I am writing this to let you know that my heart can’t handle frost bite,
And I’m afraid the worms have crawled far too close to the beating redness that is keeping me alive for me to kick them out,
They start to climb,
And the once subtle rhythm feels rushed and the shadows of my unspoken words and your broken promises have settled deep into the walls of my chest, they’ve built a home within me,
But I am a dark neighbourhood with flickering lights, locked doors, and ripped brown blood-stained curtains.

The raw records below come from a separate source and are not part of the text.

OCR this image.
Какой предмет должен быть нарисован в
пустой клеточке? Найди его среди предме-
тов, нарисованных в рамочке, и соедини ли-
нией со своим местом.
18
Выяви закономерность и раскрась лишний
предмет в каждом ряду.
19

Flowers are growing under the broken swings now and I don’t know what to do. They are blossoming into bright colors I have never seen before, or felt. The sun is rising for the first time ever, you almost can’t notice the broken street lights. But I do. I hope you notice the greenness of the trees instead, you once commented on how brown they were. “It’s almost as of they’re dead” you said. They were. I couldn’t find any other way to tell you this but the darkness that fascinated you about me has turned out to be just a shadow. Just a show.
I know you were in love with the eerie gloominess, but I hope you will learn to fall in love with my glow.
I promise I will shine for you, always for you. I am waking up from a safe slumber into a cold reality. Perhaps I’ve mistaken a blessing for a curse. Perhaps you’ve done the same as well. Would it make sense if I told you I fixed the lanterns? If I told you we don’t need to light up the candles?
My insides are chirping, I don’t know what the fuck is going on.

Okay,
I’m taking deep breaths,
Here goes,

It’s 2:47 AM, I was looking for a way to tell you this,
My belly has grown,
We made a baby, darling
I think we should name her November.